Alumnus recounts college days with candid photos from yesteryear

Andy Franklin

Andy Franklin ’75 took this photo in October 1972. Franklin’s photos of campus life from the early 1970s are on display at University Gallery through Dec. 21. “I recall RIT with great fondness,” he said. “It was a great place to be.”

As a senior producer for NBC News, Andy Franklin ’75 (photojournalism) has a résumé that includes working with some of the broadcast titans of American TV journalism.

Yet he has a more personal accomplishment connected to RIT: Franklin amassed one of the largest single collections of images of student life here during the early years of the still-new Henrietta campus.

“I wanted to capture the kind of photographs that Henri Cartier-Bresson produced—decisive moments of real life, with humanity and occasional humor,” recalled Franklin, referring to the famed French humanist photographer. “RIT paved the way for me to do that.”

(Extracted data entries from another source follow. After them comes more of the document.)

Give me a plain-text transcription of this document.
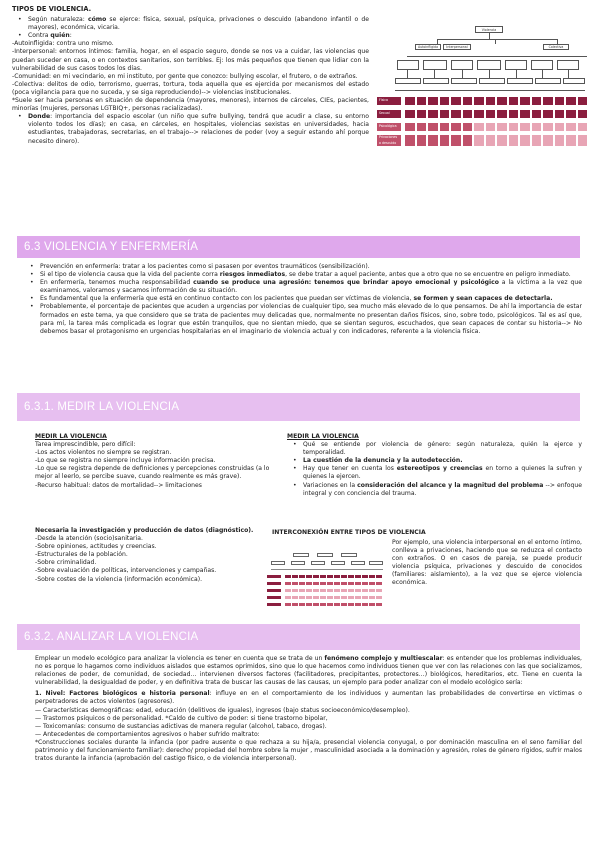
TIPOS DE VIOLENCIA.
• Según naturaleza: cómo se ejerce: física, sexual, psíquica, privaciones o descuido (abandono infantil o de mayores), económica, vicaria.
• Contra quién:
-Autoinfligida: contra uno mismo.
-Interpersonal: entornos íntimos: familia, hogar, en el espacio seguro, donde se nos va a cuidar, las violencias que puedan suceder en casa, o en contextos sanitarios, son terribles. Ej: los más pequeños que tienen que lidiar con la vulnerabilidad de sus casos todos los días.
-Comunidad: en mi vecindario, en mi instituto, por gente que conozco: bullying escolar, el frutero, o de extraños.
-Colectiva: delitos de odio, terrorismo, guerras, tortura, toda aquella que es ejercida por mecanismos del estado (poca vigilancia para que no suceda, y se siga reproduciendo)--> violencias institucionales.
*Suele ser hacia personas en situación de dependencia (mayores, menores), internos de cárceles, CIEs, pacientes, minorías (mujeres, personas LGTBIQ+, personas racializadas).
• Donde: importancia del espacio escolar (un niño que sufre bullying, tendrá que acudir a clase, su entorno violento todos los días); en casa, en cárceles, en hospitales, violencias sexistas en universidades, hacia estudiantes, trabajadoras, secretarias, en el trabajo--> relaciones de poder (voy a seguir estando ahí porque necesito dinero).
Violencia
Autoinfligida	Interpersonal	Colectiva
Física
Sexual
Psicológica
Privaciones
o descuido
6.3 VIOLENCIA Y ENFERMERÍA
• Prevención en enfermería: tratar a los pacientes como si pasasen por eventos traumáticos (sensibilización).
• Si el tipo de violencia causa que la vida del paciente corra riesgos inmediatos, se debe tratar a aquel paciente, antes que a otro que no se encuentre en peligro inmediato.
• En enfermería, tenemos mucha responsabilidad cuando se produce una agresión: tenemos que brindar apoyo emocional y psicológico a la víctima a la vez que examinamos, valoramos y sacamos información de su situación.
• Es fundamental que la enfermería que está en continuo contacto con los pacientes que puedan ser víctimas de violencia, se formen y sean capaces de detectarla.
• Probablemente, el porcentaje de pacientes que acuden a urgencias por violencias de cualquier tipo, sea mucho más elevado de lo que pensamos. De ahí la importancia de estar formados en este tema, ya que considero que se trata de pacientes muy delicadas que, normalmente no presentan daños físicos, sino, sobre todo, psicológicos. Tal es así que, para mí, la tarea más complicada es lograr que estén tranquilos, que no sientan miedo, que se sientan seguros, escuchados, que sean capaces de contar su historia--> No debemos basar el protagonismo en urgencias hospitalarias en el imaginario de violencia actual y con indicadores, referente a la violencia física.
6.3.1. MEDIR LA VIOLENCIA
MEDIR LA VIOLENCIA
Tarea imprescindible, pero difícil:
-Los actos violentos no siempre se registran.
-Lo que se registra no siempre incluye información precisa.
-Lo que se registra depende de definiciones y percepciones construidas (a lo mejor al leerlo, se percibe suave, cuando realmente es más grave).
-Recurso habitual: datos de mortalidad--> limitaciones
MEDIR LA VIOLENCIA
• Qué se entiende por violencia de género: según naturaleza, quién la ejerce y temporalidad.
• La cuestión de la denuncia y la autodetección.
• Hay que tener en cuenta los estereotipos y creencias en torno a quienes la sufren y quienes la ejercen.
• Variaciones en la consideración del alcance y la magnitud del problema --> enfoque integral y con conciencia del trauma.
Necesaria la investigación y producción de datos (diagnóstico).
-Desde la atención (socio)sanitaria.
-Sobre opiniones, actitudes y creencias.
-Estructurales de la población.
-Sobre criminalidad.
-Sobre evaluación de políticas, intervenciones y campañas.
-Sobre costes de la violencia (información económica).
INTERCONEXIÓN ENTRE TIPOS DE VIOLENCIA
Por ejemplo, una violencia interpersonal en el entorno íntimo, conlleva a privaciones, haciendo que se reduzca el contacto con extraños. O en casos de pareja, se puede producir violencia psíquica, privaciones y descuido de conocidos (familiares: aislamiento), a la vez que se ejerce violencia económica.
6.3.2. ANALIZAR LA VIOLENCIA
Emplear un modelo ecológico para analizar la violencia es tener en cuenta que se trata de un fenómeno complejo y multiescalar: es entender que los problemas individuales, no es porque lo hagamos como individuos aislados que estamos oprimidos, sino que lo que hacemos como individuos tienen que ver con las relaciones con las que socializamos, relaciones de poder, de comunidad, de sociedad… intervienen diversos factores (facilitadores, precipitantes, protectores…) biológicos, hereditarios, etc. Tiene en cuenta la vulnerabilidad, la desigualdad de poder, y en definitiva trata de buscar las causas de las causas, un ejemplo para poder analizar con el modelo ecológico sería:
1. Nivel: Factores biológicos e historia personal: influye en en el comportamiento de los individuos y aumentan las probabilidades de convertirse en víctimas o perpetradores de actos violentos (agresores).
— Características demográficas: edad, educación (delitivos de iguales), ingresos (bajo status socioeconómico/desempleo).
— Trastornos psíquicos o de personalidad. *Caldo de cultivo de poder: si tiene trastorno bipolar,
— Toxicomanías: consumo de sustancias adictivas de manera regular (alcohol, tabaco, drogas).
— Antecedentes de comportamientos agresivos o haber sufrido maltrato:
*Construcciones sociales durante la infancia (por padre ausente o que rechaza a su hija/a, presencial violencia conyugal, o por dominación masculina en el seno familiar del patrimonio y del funcionamiento familiar): derecho/ propiedad del hombre sobre la mujer , masculinidad asociada a la dominación y agresión, roles de género rígidos, sufrir malos tratos durante la infancia (aprobación del castigo físico, o de violencia interpersonal).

Franklin came to campus in 1971 as an art major before switching to photography. From that point, he was rarely without a camera, regularly capturing candid images of campus life.

While at RIT, Franklin worked for Reporter magazine and for the yearbook Techmila, where he was editor-in-chief in 1974-75. A number of his images appeared in those publications, but many others remained unprinted until his exhibit of 30 pictures on display at University Gallery on the RIT campus through Dec. 21.

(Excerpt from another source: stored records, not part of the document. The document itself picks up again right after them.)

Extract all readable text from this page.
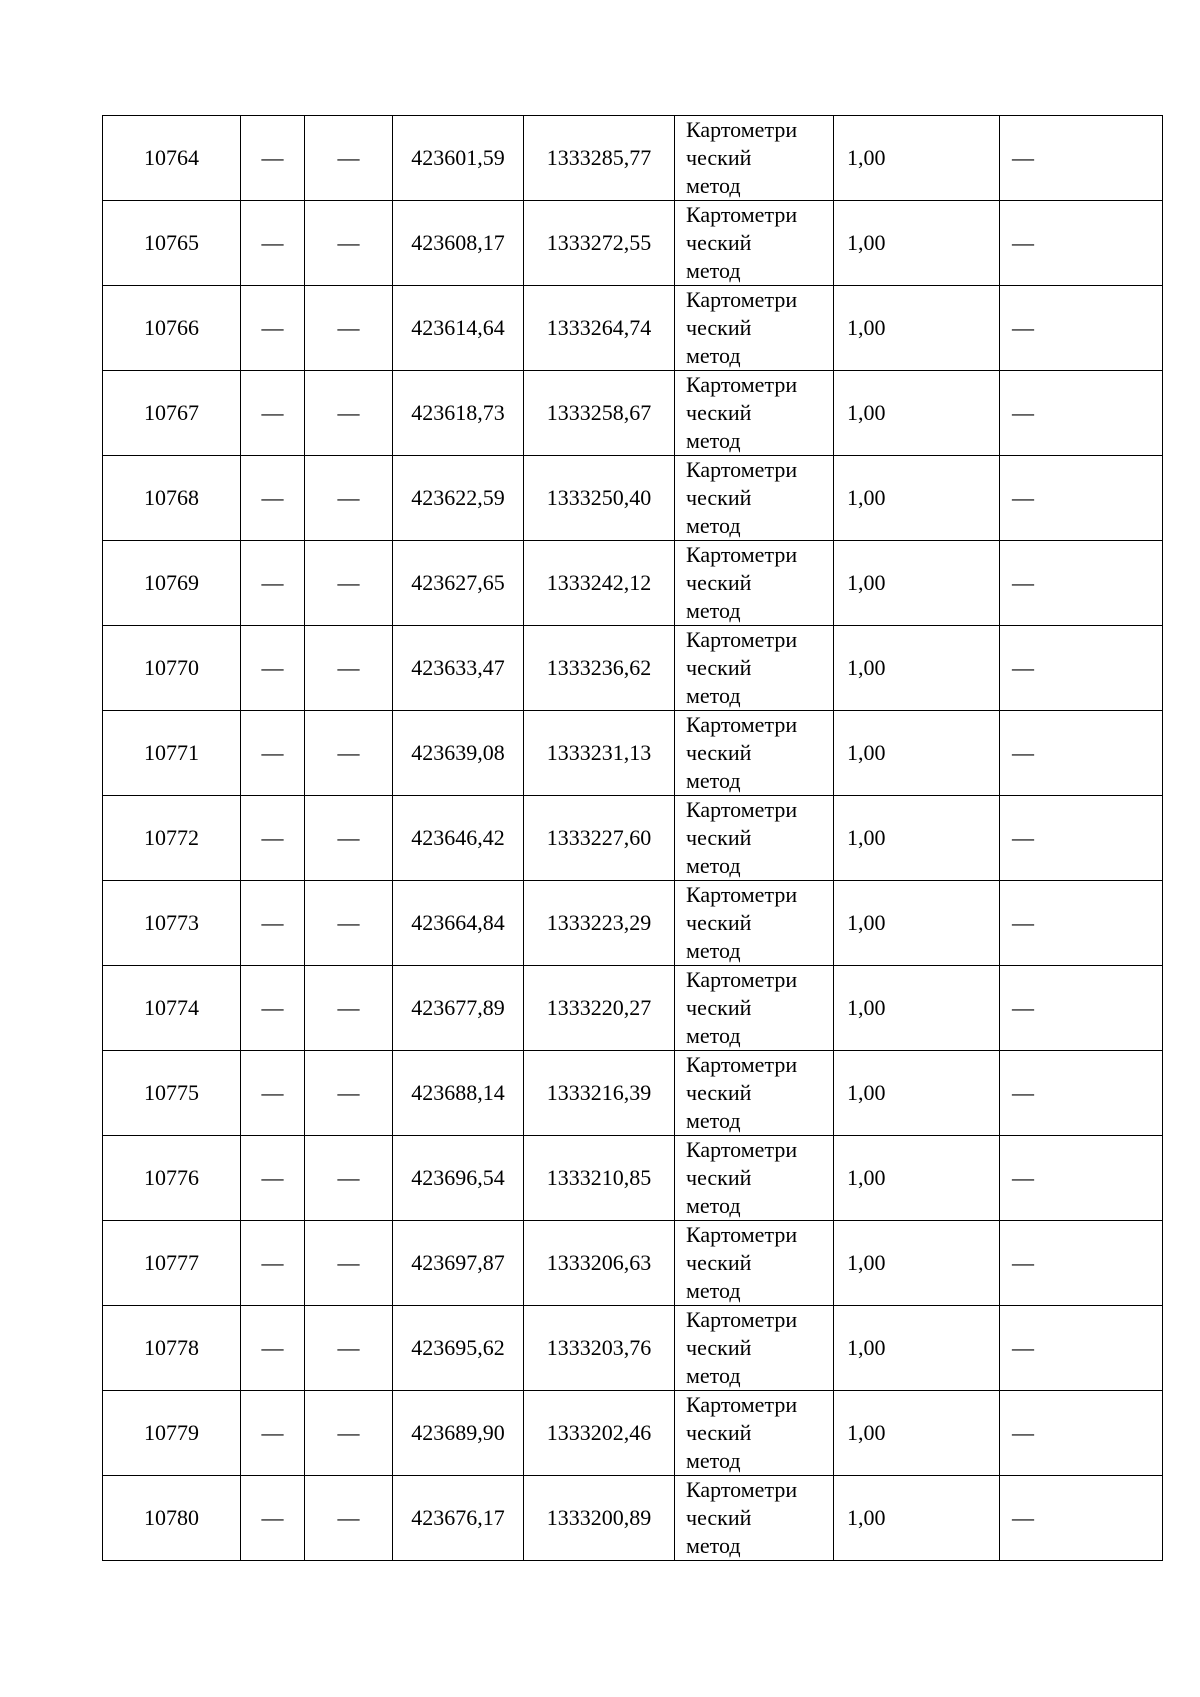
10764	—	—	423601,59	1333285,77	Картометри
ческий
метод	1,00	—
10765	—	—	423608,17	1333272,55	Картометри
ческий
метод	1,00	—
10766	—	—	423614,64	1333264,74	Картометри
ческий
метод	1,00	—
10767	—	—	423618,73	1333258,67	Картометри
ческий
метод	1,00	—
10768	—	—	423622,59	1333250,40	Картометри
ческий
метод	1,00	—
10769	—	—	423627,65	1333242,12	Картометри
ческий
метод	1,00	—
10770	—	—	423633,47	1333236,62	Картометри
ческий
метод	1,00	—
10771	—	—	423639,08	1333231,13	Картометри
ческий
метод	1,00	—
10772	—	—	423646,42	1333227,60	Картометри
ческий
метод	1,00	—
10773	—	—	423664,84	1333223,29	Картометри
ческий
метод	1,00	—
10774	—	—	423677,89	1333220,27	Картометри
ческий
метод	1,00	—
10775	—	—	423688,14	1333216,39	Картометри
ческий
метод	1,00	—
10776	—	—	423696,54	1333210,85	Картометри
ческий
метод	1,00	—
10777	—	—	423697,87	1333206,63	Картометри
ческий
метод	1,00	—
10778	—	—	423695,62	1333203,76	Картометри
ческий
метод	1,00	—
10779	—	—	423689,90	1333202,46	Картометри
ческий
метод	1,00	—
10780	—	—	423676,17	1333200,89	Картометри
ческий
метод	1,00	—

Franklin worked for many years on NBC Nightly News as a producer, writer and as a senior producer for international news. He has had an ongoing role in NBC’s political coverage and was a founding producer at MSNBC, where he produced the archival program Time & Again with Jane Pauley. He helped produce the NBC special, “Tom Brokaw: The First 50 Years” and recently has worked with Brokaw to produce a series of reports on the 50th anniversary of the year 1968.

The photo exhibit has enabled him to hark back to his RIT days as “a great laboratory for all kinds of interests.”

“I recall RIT with great fondness. It was a great place to be,” he said. “I made some good friends and some lasting memories.”